Aussi dans entretien récent, l'actuel candidat du MAS aux élections d'octobre, Luis Arce, a pointé du doigt la participation du gouvernement brésilien au renversement de Morales. Et, comme l'a souligné Atilio Boron ici, dans cet espace, le coup d'État ne peut être compris sans tenir compte des actions du gouvernement américain. À cet égard, Emiliano Mantovani met en évidence l'offensive néo-impérialiste menée par les États-Unis contre les processus d'inclusion populaire dans les pays d'Amérique latine, qui sont dans un moment de stagnation et de recul dans les transformations survenues sous les gouvernements progressistes.

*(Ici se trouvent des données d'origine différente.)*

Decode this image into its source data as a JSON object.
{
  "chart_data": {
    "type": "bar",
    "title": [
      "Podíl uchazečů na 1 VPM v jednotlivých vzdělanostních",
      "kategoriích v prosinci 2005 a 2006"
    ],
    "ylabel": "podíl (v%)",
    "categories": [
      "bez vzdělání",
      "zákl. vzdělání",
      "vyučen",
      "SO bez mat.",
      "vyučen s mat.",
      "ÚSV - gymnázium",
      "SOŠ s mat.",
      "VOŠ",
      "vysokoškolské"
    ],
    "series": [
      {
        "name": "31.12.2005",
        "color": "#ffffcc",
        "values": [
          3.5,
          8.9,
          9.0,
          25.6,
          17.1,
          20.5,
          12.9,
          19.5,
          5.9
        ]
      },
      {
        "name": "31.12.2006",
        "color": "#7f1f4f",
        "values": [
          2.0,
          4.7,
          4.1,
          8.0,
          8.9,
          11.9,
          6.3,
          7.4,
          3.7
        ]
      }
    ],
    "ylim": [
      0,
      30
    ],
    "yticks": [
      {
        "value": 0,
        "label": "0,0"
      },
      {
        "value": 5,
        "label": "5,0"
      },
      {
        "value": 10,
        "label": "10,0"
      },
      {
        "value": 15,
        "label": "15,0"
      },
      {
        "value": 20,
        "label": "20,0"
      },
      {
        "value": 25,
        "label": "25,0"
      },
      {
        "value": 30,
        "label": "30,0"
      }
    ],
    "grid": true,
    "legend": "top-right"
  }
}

Áñez était censé diriger un gouvernement de transition jusqu'à de nouvelles élections, mais celles-ci ont été reportées quatre fois sous prétexte de l'impossibilité de se dérouler au milieu de la pandémie de COVID-19 du modèle construit par le MAS. Désormais, elles auront finalement lieu le 18 prochain. Luis Arce est en tête des sondages, devant à la deuxième place, l'incontournable Carlos Mesa. Avec le retrait de l'actuel président de la participation à l'élection, la droite bolivienne est moins divisée et la victoire d'Arce au premier tour, qui était encore en vue il y a quelques jours, ne devrait pas se produire.
Si Arce sort vainqueur de ces élections, ce sera le premier cas de la nouvelle vague de coups d'État latino-américains à être défait aux urnes. Mais même si le MAS revient au pouvoir, ses contradictions et ses impasses ne disparaîtront pas du jour au lendemain. Comme dans le cas d'autres pays de la région, le modèle de développement bolivien repose sur l'exportation de produits primaires. Le cycle primaire-progressif qui s'est terminé a investi dans l'investissement des revenus tirés de la vente de ces produits dans les politiques et les infrastructures d'inclusion sociale. Et au cours de ce cycle, la Chine est devenue le plus grand partenaire commercial de la région. L'un des sens des coups d'État récents est la garantie d'une appropriation privée de ces revenus par les élites locales et les multinationales, de préférence américaines et européennes.
S'il est vrai que le modèle des progressistes roses peut sembler moins pire que celui des multinationales, il s'est révélé insuffisant et limité pour sortir les pays latino-américains de leur situation historique de dépendance. Le cas le plus radical de ce piège est le Venezuela, qui a inspiré l'anthropologue Fernando Coronil dans son L'État magique : nature, argent et modernité au Venezuela parler de « sociétés exportatrices de la nature ». Pour l'instant, là où ils sont revenus (comme en Argentine) et là où ils ne sont pas encore revenus (comme en Bolivie et au Brésil) au pouvoir, il ne semble pas y avoir de remise en cause de la part des forces progressistes latino-américaines du primaire -modèle d'exportation qu'ils ont mis en marche au début de ce siècle.
* Ricardo Pagliuso Regatieri est professeur au Département de sociologie de l'Université fédérale de Bahia (UFBA).
* Nataly Sousa Pinho est étudiante diplômée en sciences sociales à l'Université fédérale de Bahia (UFBA).
* Tainã Pacheco Caires est diplômée du baccalauréat interdisciplinaire en sciences humaines de l'Université fédérale de Bahia (UFBA).